On the way: Gush Etzion junction was devoid of Palestinian pedestrians. Jewish people were standing at the bus stops but there was not a Palestinian in sight. This is the cost of the security regulations. There were soldiers at the entrances and exits and Palestinian vehicles and taxis were being checked. There was no line or any exceptional occurrence, but the large military presence reminds Jews that they are protected and reminds the Palestinians that they are under occupation.
At the Liaison and Coordination Administration there were many cars in the parking lot but few people in the hall and no line. A Palestinian who came out reported that it took him one hour to be issued a magnetic card, from the time he entered to the time he left.
The soldier in the reception window was extremely polite, but the officers were in a meeting so there was no one to talk to during the shift. I spoke later to the director of the Liaison and Coordination Administration, who promised to take care of the incident concerning the hotel worker who had not been able to work for a month because he has been banned from entering Israel.It is impossible to describe the helplessness of people who lose their livelihood at the wave of a hand from the Special Services. I have only heard the Palestinian side of the story, but I hope that this will end well.

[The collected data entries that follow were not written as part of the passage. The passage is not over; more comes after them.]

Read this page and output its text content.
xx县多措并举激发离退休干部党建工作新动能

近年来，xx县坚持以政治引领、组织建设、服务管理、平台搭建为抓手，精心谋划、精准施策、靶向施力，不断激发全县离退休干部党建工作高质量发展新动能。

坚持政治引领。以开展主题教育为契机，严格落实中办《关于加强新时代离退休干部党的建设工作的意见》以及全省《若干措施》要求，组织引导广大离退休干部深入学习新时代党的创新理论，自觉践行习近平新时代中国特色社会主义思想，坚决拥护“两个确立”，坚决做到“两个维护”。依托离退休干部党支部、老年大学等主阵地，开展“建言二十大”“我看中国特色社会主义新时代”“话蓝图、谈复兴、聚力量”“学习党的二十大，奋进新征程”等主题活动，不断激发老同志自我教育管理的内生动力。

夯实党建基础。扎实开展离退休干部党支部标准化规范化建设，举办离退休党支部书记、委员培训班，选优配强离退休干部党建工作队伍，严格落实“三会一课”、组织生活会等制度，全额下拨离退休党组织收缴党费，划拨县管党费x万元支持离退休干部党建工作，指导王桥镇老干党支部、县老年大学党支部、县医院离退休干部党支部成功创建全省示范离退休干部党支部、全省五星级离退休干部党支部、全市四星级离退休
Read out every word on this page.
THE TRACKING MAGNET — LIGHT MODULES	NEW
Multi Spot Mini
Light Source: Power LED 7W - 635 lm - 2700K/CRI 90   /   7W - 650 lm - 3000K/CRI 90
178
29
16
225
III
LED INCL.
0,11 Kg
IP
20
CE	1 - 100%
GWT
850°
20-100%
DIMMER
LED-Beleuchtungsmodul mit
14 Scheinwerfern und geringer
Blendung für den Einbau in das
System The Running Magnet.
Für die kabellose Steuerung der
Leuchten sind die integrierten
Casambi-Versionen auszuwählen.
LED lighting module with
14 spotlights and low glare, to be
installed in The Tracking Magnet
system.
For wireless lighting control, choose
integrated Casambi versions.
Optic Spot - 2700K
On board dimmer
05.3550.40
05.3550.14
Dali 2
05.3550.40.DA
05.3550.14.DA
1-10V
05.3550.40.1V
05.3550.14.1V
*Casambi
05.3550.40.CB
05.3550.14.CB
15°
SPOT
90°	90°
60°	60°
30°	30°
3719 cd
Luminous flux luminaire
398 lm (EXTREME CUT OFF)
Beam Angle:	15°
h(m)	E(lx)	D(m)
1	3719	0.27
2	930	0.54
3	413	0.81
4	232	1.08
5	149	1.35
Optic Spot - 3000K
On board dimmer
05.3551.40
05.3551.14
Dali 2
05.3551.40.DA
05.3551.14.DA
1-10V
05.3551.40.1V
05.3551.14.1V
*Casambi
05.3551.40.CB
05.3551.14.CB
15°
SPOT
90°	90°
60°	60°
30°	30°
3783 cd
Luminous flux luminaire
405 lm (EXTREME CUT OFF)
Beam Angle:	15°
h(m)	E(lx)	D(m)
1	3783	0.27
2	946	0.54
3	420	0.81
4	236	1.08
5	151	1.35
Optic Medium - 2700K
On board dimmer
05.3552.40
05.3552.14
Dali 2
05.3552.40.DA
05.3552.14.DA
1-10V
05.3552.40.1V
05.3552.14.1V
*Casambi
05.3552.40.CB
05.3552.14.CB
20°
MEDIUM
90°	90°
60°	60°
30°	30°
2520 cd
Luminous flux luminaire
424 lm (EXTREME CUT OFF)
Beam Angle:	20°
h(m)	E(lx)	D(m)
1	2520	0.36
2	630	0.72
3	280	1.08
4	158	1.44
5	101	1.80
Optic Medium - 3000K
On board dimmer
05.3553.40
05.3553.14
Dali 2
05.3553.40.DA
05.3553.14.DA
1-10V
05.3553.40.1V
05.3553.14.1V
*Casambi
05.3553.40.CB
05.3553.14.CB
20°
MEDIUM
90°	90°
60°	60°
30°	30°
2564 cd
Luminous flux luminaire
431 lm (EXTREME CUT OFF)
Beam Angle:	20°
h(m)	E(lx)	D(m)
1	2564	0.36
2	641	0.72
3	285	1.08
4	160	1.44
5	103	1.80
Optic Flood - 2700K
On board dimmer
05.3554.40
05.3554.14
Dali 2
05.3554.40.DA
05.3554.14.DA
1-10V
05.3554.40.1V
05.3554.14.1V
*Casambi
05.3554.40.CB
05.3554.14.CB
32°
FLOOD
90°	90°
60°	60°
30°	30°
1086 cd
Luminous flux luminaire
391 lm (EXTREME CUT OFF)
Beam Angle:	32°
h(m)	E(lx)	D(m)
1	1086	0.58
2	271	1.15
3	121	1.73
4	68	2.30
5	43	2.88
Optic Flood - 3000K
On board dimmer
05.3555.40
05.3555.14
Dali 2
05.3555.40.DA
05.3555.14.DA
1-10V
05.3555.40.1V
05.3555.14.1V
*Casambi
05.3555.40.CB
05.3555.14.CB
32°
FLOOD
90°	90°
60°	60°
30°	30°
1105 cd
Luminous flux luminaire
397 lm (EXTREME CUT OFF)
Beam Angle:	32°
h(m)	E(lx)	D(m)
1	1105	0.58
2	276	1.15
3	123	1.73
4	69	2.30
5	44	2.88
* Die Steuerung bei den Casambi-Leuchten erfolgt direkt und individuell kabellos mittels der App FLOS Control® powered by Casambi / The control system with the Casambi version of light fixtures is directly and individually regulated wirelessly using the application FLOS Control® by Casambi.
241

There was also an Israeli Arab whose truck had been confiscated. The man was angry because he had to pay a fine of close to NIS 10,000. He was told that he would be called and notified when he could come to reclaim the truck. Three work days have already gone by and he had not been called yet. He ran back and forth between the window and the gate until the supervisor's car arrived and from there I hope the matter would be settled. It is frustrating that there is no one to talk to and it is so easy to get lost in the bureaucracy. The man is a resident of Beer Sheva and this is the third time he has come to the Liaison and Coordination Administration to attempt to redeem his truck.
The last person we met was a young man who was accompanying a friend who was to be questioned by the Special Services. As time passed he became worried and asked me what was going on. Before our shift ended at noon his friend was released and said that things had gone well, and appeared to be at ease.
Up front, it appears that the system is working smoothly. Everyone knows their place, and the relations of power are clear to everyone. However, the occupation is not becoming any easier.